Avoid Being Shorted On Long-term Care Coverage
Among other things, the pandemic has focused our attention on our elderly relatives – are they safe, well-treated, sufficiently housed, properly fed, and receiving adequate health care? One component of this analysis is a strategic look at housing. With finances tight, many families are searching for alternative sources of funding for living expenses and in-home care, including a look at any potentially applicable long-term care (“LTC”) insurance policies.
Many older adults purchased LTC policies decades ago when they were healthy and living in their own homes. Years later, the older adults and their families are evaluating assisted living facilities, nursing homes, skilled nursing centers and memory care units, or a combination of these properties. Not surprisingly, some of the policy language has become outdated over time and laws governing licensing of facilities dedicated to the care of seniors have changed to accommodate more modern amenities, services and treatments. Unfortunately, some families have discovered these coverage discrepancies only after moving a loved one into a facility, making a claim for coverage, and finding out that coverage has been denied for the services furnished by that particular facility. Don’t let this happen to you!
Here are some tips to help families navigate the complex and multi-faceted landscape of long-term care coverage.
1. Know your coverage
LTC policies provide a host of different coverages, depending on the needs of the insured(s). For example, some policies provide monthly benefits if an insured cannot perform without assistance one or more of the essential activities of daily living, defined as bathing, dressing, toileting, eating and transferring (moving from place to place). Others may cover skilled nursing services such as the administration of medication or daily shots and treatments. Still others cover multiple levels of service – from nursing care to home health care, hospice care, adult daycare and respite care (temporary care while a family member takes a break from caregiving). It is important to know before choosing a facility which services may qualify for LTC coverage.
2. Know your facility
Some policies require as a prerequisite to coverage that the services be provided in a particular type of licensed facility. In Texas, several different types of licenses are available. If a policy requires that services take place in a facility that is licensed as a “nursing home,” then an assisted living facility, even if licensed as such, may not qualify for coverage.
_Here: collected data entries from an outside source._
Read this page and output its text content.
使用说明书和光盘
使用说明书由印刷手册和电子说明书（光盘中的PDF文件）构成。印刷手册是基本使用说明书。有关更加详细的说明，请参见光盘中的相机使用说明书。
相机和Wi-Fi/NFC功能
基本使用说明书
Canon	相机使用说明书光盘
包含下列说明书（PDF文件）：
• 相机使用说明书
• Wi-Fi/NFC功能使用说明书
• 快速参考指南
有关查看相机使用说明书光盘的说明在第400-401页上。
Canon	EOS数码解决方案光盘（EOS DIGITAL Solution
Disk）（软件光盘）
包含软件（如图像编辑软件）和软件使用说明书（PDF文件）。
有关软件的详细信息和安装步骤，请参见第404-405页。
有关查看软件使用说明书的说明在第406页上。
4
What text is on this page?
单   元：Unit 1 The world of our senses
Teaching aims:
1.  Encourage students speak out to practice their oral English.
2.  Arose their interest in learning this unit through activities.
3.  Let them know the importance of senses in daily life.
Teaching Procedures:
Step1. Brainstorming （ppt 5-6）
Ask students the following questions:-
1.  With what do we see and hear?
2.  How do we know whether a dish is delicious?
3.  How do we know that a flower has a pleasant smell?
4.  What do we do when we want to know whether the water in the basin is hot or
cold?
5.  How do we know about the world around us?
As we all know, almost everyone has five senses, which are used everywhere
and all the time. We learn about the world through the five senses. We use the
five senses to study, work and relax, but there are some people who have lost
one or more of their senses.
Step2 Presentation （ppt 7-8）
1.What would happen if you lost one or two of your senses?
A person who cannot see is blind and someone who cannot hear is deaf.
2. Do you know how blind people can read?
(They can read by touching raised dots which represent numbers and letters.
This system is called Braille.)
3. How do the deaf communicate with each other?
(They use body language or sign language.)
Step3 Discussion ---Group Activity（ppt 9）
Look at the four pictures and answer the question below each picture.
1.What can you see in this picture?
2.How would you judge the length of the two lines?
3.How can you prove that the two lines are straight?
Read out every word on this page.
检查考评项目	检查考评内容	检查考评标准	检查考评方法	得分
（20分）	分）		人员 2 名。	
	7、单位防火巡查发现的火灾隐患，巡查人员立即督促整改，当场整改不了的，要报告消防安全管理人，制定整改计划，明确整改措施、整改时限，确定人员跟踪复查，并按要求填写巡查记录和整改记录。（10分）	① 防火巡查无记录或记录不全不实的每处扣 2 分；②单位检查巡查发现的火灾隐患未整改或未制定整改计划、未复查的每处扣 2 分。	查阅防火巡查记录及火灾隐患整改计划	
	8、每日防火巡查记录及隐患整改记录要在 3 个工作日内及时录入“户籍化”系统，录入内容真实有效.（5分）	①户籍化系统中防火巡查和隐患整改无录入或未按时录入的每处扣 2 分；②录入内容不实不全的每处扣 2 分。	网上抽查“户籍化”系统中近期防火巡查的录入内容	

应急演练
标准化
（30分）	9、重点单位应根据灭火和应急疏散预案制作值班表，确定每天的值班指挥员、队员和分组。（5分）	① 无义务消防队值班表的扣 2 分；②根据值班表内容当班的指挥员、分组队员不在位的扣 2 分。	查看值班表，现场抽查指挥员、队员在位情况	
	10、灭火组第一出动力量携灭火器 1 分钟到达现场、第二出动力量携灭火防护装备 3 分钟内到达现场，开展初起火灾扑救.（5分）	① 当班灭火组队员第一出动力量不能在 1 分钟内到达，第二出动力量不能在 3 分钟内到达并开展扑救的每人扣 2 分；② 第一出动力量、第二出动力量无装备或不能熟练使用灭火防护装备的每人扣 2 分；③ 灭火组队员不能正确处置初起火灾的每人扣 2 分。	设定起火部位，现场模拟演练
Similarly, changes in the law over time can complicate coverage. For example, a policy issued in the 1990’s may cover a “personal care facility” instead of an “assisted living facility” because the name was later changed. The Texas statute on “nursing facilities” was not enacted until 1997, so does a “nursing home” licensed in 1991 meet the 1997 (or later) definition of “nursing facility?” Most of these discrepancies can be resolved through a review of the legislative history, but it is helpful to spot these issues if a claim is denied for improper licensing or outdated terminology.
3. Know your caregiver
In addition to the foregoing, some policies demand that care be given by a registered nurse while others permit services to be performed by persons with no medical training at all. Some condition treatment on the presence of a nurse or doctor on the premises, or limit services to those approved by a health care professional as part of an ongoing treatment plan. The variables are endless. It is important to know who will be providing the services, if a treatment plan is required, if the insured needs to be “under the care of a physician,” and if the facility has medical doctors or registered nurses available and on-call 24/7.
4. Match your facility to your coverage
Avoid the frustration of a coverage denial and the disappointment and unhappiness of having to move a loved one from one facility to another by assessing the applicable LTC coverage in advance of moving a loved one into a particular nursing home, assisted living facility, skilled nursing center or memory care unit. We can assist you in reviewing your LTC policy and using the coverage it provides to generate a list of questions to ask any facility that you are considering. With some advance preparation and targeted questions, the transition to long-term care can be seamless, economical and beneficial to families and loved ones alike.